Yeah I can see the simulationist logic. But unfortunately the logic was trumped by the grinding slowness of it all, combined by the simulation not covering the laws of physics, and there being 3 combat 'speed' stats, not just (1) how quick you are to react to threats and decide what to do and (2) how nimble you are to get the doing done. They had:
  • Base Action Phase (derived from your Speed "attribute saving throw", which in turn is derived from your Speed stat... ). This is the moment when in the initiative order you declare (and roll to hit??? can't remember)
  • Maximum Number of Actions (derived from your Deftness "group", which is derived from your Deftness stat)
  • Phases Consumed in Action (= Base Action Phase divided by Maximum Number of Actions).
For instance in one fight a bad guy appears in a doorway and fires at the PCs. In initiative 'start to act' order...
  1. Martin fires a shotgun at him.
  2. Sandra runs out another door, intending to circle round and attack the bad guy from behind.
  3. Jane throws a spear at him.
  4. Allan charges at him with a knife.
Then due to the delay between starting an action and resolving the action...
  1. Allan arrives in the doorway and stabs the bad guy, wounding him.
  2. Jane's spear arrives in the doorway. Unfortunately Allan is now in front of the NPC, so he gets a spear in the back. He takes damage and falls over.
  3. Allan falling over is a sort of a good thing, because Martin's shotgun blast now passes through the doorway. IIRC the bad guy was still on his feet, so the shotgun hit him.
Thus Allan's character was technically faster than a speeding bullet shotgun blast, as was Jane's hurled spear. To avoid cock-ups like this, each player had to remember not only when their own actions would resolve, but when all the other players' actions resolved too. Which got very meta, very fast.
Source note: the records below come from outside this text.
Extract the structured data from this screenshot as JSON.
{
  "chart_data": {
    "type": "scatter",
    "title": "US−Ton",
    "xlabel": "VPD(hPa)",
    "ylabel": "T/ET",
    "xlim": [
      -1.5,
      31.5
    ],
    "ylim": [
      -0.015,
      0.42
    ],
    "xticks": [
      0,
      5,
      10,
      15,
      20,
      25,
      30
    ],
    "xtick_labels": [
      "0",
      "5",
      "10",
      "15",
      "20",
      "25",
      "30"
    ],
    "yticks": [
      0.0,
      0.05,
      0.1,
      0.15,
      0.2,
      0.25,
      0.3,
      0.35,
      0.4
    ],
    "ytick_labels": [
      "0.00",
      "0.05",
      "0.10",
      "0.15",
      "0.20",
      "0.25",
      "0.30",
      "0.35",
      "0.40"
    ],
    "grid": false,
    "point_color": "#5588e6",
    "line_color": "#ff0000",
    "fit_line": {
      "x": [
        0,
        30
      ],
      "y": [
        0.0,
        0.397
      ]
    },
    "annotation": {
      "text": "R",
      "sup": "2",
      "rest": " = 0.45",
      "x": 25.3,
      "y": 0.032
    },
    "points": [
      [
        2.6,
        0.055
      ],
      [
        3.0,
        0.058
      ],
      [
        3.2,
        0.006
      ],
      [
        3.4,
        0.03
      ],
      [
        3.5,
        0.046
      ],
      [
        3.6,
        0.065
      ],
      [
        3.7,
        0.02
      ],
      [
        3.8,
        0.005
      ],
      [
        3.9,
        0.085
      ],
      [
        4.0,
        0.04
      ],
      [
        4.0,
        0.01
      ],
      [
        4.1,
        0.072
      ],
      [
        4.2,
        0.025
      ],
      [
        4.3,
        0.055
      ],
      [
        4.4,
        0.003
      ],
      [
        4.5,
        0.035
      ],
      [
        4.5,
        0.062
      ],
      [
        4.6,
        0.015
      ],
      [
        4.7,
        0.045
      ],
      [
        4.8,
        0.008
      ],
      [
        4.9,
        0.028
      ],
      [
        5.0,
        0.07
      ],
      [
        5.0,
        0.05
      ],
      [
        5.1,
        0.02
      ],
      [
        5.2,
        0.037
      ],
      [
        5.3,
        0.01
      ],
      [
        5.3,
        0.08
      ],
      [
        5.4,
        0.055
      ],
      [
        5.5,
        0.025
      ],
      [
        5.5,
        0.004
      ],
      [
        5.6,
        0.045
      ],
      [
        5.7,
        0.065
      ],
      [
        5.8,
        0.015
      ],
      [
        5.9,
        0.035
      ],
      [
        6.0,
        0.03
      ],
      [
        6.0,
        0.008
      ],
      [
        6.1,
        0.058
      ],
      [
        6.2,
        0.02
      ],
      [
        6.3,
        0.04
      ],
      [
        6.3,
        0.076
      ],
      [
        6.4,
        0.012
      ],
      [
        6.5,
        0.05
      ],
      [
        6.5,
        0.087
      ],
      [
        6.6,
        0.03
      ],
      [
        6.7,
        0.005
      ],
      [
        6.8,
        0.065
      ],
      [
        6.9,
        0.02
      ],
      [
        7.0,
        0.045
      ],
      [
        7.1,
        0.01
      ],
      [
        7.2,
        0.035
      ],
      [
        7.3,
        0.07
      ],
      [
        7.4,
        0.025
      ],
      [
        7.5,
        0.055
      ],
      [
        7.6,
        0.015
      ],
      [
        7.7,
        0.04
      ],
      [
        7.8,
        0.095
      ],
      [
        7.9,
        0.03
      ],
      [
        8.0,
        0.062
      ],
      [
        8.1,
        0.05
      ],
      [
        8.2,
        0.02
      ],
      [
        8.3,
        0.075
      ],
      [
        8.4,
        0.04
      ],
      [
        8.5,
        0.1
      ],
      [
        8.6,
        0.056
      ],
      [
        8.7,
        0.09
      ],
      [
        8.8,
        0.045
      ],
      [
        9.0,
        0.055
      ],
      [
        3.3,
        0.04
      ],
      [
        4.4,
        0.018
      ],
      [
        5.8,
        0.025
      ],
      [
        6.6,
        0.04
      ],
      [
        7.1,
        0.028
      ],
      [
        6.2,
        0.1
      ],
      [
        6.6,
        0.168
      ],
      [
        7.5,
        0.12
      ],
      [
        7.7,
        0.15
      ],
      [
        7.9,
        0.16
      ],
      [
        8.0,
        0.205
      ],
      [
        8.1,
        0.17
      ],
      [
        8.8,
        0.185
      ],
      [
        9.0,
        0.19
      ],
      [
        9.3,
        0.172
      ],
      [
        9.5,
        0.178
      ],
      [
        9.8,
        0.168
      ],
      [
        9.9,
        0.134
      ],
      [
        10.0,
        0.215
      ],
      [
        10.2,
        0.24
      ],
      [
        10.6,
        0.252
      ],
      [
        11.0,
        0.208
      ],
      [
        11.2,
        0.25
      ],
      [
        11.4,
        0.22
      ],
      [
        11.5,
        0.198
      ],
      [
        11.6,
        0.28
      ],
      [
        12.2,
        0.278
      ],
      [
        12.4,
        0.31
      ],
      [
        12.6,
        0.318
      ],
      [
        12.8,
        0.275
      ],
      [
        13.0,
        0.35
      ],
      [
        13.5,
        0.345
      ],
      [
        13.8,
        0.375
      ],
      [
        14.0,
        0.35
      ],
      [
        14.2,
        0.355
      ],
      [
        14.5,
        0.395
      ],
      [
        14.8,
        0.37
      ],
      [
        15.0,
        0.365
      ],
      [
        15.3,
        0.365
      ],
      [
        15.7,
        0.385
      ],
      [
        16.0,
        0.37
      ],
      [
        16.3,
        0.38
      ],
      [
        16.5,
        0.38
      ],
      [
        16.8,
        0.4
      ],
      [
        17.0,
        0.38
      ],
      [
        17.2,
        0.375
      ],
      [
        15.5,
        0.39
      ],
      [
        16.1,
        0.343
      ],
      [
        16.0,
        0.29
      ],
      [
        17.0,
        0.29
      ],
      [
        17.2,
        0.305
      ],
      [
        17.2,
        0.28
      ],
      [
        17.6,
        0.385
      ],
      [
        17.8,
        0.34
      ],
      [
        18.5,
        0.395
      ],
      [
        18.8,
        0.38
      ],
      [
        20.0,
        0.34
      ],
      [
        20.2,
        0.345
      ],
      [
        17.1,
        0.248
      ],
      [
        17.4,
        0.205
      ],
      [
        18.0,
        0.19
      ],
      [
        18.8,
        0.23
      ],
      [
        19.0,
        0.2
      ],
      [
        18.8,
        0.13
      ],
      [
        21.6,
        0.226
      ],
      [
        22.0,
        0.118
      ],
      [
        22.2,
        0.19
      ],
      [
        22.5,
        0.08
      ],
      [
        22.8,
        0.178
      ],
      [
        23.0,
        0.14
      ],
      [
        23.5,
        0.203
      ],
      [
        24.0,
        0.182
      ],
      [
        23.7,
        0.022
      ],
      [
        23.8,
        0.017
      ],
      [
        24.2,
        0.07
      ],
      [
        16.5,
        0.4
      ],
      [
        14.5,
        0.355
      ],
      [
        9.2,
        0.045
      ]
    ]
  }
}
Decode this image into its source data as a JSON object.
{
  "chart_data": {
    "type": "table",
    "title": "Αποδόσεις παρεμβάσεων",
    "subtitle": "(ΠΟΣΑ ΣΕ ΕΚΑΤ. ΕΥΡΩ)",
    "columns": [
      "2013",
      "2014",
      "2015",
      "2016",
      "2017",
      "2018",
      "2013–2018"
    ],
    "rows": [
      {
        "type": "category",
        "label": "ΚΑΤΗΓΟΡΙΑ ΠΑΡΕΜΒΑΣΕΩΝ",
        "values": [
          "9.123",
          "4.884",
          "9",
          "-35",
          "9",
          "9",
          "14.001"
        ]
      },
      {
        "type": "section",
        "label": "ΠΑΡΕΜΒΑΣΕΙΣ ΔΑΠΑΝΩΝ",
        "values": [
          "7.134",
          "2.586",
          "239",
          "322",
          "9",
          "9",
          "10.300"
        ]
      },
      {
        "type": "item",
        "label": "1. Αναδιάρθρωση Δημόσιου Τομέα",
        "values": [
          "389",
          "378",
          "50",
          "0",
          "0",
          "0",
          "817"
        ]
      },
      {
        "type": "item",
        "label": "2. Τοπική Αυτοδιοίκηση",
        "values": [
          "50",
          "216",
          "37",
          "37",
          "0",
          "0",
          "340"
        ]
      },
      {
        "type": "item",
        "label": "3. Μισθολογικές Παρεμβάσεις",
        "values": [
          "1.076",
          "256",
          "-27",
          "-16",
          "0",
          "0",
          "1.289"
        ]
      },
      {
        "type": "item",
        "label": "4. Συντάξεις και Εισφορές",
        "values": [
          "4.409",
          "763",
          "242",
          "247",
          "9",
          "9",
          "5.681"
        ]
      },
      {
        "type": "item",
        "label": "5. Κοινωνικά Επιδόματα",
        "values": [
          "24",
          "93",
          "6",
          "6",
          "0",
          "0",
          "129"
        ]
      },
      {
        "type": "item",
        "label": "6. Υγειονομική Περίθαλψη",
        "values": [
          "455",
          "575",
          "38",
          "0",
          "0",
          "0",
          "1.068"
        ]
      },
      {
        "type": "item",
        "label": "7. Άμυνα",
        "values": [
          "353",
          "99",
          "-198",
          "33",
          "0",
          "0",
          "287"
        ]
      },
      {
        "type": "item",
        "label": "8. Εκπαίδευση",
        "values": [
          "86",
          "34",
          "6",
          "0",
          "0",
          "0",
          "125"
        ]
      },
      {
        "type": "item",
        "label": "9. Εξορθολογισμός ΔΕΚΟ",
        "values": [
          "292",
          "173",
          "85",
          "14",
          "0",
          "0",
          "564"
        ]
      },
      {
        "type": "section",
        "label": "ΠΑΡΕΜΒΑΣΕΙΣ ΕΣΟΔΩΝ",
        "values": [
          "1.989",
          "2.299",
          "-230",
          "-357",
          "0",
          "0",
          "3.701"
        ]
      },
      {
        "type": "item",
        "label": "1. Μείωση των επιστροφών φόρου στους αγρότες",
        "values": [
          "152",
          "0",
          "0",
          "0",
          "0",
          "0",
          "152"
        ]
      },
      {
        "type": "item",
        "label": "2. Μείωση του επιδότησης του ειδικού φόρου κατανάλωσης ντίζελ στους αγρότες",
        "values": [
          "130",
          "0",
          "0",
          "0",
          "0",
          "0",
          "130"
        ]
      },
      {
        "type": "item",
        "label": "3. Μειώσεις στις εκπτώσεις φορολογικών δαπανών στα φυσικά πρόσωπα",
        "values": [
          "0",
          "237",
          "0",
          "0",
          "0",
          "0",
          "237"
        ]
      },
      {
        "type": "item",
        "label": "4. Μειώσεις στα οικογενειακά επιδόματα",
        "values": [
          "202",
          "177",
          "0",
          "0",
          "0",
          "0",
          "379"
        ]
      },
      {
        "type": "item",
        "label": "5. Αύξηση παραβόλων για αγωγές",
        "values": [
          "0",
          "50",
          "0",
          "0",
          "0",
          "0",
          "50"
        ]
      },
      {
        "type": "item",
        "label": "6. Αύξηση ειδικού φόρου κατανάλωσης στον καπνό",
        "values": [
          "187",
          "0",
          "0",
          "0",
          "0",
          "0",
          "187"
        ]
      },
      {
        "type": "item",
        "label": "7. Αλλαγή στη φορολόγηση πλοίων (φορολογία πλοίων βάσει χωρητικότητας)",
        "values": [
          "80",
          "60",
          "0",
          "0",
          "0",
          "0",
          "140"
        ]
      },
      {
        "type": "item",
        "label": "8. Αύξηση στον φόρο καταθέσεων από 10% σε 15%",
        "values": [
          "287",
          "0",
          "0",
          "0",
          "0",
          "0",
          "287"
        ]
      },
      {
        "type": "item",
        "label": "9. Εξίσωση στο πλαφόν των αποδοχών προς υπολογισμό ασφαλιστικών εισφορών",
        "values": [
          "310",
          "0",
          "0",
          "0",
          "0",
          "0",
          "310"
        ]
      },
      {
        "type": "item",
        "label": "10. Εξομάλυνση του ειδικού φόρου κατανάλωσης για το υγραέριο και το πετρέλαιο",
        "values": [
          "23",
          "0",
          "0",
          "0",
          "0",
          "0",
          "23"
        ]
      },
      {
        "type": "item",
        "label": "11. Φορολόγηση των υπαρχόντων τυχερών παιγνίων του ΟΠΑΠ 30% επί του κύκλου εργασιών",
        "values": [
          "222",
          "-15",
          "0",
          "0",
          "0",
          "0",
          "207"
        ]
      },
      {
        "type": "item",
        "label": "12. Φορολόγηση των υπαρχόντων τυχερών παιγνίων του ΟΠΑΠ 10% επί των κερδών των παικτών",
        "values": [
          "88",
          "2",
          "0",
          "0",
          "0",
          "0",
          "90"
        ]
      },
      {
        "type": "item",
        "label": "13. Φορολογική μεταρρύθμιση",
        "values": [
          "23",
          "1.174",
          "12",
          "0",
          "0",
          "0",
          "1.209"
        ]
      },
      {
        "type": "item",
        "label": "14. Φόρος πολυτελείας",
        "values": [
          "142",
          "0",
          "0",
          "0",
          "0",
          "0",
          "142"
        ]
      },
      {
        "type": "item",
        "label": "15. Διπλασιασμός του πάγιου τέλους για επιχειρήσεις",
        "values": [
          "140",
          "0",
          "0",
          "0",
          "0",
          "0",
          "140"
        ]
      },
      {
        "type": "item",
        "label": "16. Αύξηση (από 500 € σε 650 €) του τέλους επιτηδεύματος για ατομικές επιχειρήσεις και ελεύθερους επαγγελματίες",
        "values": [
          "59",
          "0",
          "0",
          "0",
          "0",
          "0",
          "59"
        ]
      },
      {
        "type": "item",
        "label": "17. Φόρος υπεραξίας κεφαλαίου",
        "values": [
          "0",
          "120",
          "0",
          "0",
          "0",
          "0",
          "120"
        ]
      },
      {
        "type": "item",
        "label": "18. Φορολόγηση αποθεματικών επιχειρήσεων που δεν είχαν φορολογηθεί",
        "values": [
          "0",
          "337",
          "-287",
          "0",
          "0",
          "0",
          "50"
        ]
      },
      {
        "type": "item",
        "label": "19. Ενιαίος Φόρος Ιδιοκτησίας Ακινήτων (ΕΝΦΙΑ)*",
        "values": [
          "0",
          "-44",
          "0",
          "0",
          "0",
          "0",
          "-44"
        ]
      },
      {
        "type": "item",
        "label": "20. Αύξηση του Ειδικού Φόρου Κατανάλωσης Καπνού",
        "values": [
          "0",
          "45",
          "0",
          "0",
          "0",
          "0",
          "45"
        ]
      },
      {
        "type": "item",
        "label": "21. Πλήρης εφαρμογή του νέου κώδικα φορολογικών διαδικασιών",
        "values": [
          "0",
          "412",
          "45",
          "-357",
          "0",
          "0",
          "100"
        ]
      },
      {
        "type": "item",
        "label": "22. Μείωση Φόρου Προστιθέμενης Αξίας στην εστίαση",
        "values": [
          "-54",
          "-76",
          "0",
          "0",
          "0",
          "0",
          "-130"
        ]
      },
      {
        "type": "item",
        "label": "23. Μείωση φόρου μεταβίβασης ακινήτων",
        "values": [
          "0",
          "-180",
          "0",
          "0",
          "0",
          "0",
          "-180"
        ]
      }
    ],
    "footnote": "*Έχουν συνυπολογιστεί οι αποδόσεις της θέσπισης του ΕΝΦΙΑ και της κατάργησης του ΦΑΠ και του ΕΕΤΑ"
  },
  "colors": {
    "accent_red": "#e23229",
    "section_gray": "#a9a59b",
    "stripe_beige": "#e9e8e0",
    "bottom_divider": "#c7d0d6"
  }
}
Sandra, meanwhile, had 3 hours of real time with nothing to do, because it would take about 3 rounds to get behind the bad guys with her movement rate, and the combat the others were doing was excruciatingly sloooooooow to play thru.

We gave up on the Aftermath system shortly after this fight! :)

A much, much better version of trying to simulate what Aftermath was attempting was the Twilight 2013 initiative system. In that one everything resolved on the phase you went on. But what you were doing determined when you got to go again. For instance, say Martin goes on 1:
  • If he just blasts without thinking, it takes 2 phases (1 & 2) and he goes again on 3.
  • If he aims and shoots. That uses more phases, so he goes again on 4.
  • If he throws himself into cover, aims and shoots, it eats up more phases, so he goes again on 6.
Aftermath was just full of bonkers stuff. Like you worked out your skills in chargen and you'd get a number between 0 and 100. So roll percentile dice, right? Nope. Divide all your skills by 5 and roll a d20.
 

Darran

Level 7 Blingmaster
#20
I always liked how Firefly RPG and other Cortex+ games did initiative.
The first player to go chooses who goes next. It could be another player or the GM’s NPC instead.
It just moved so much quicker.

Of course for me I was so used to the RuneQuest way of initiative where it started with the Players stating their intention per round.
The statement of intent was mechanically just for sorting out what the players did during combat but it does open it up for more narrative actions that go beyond the scope of normal combat actions.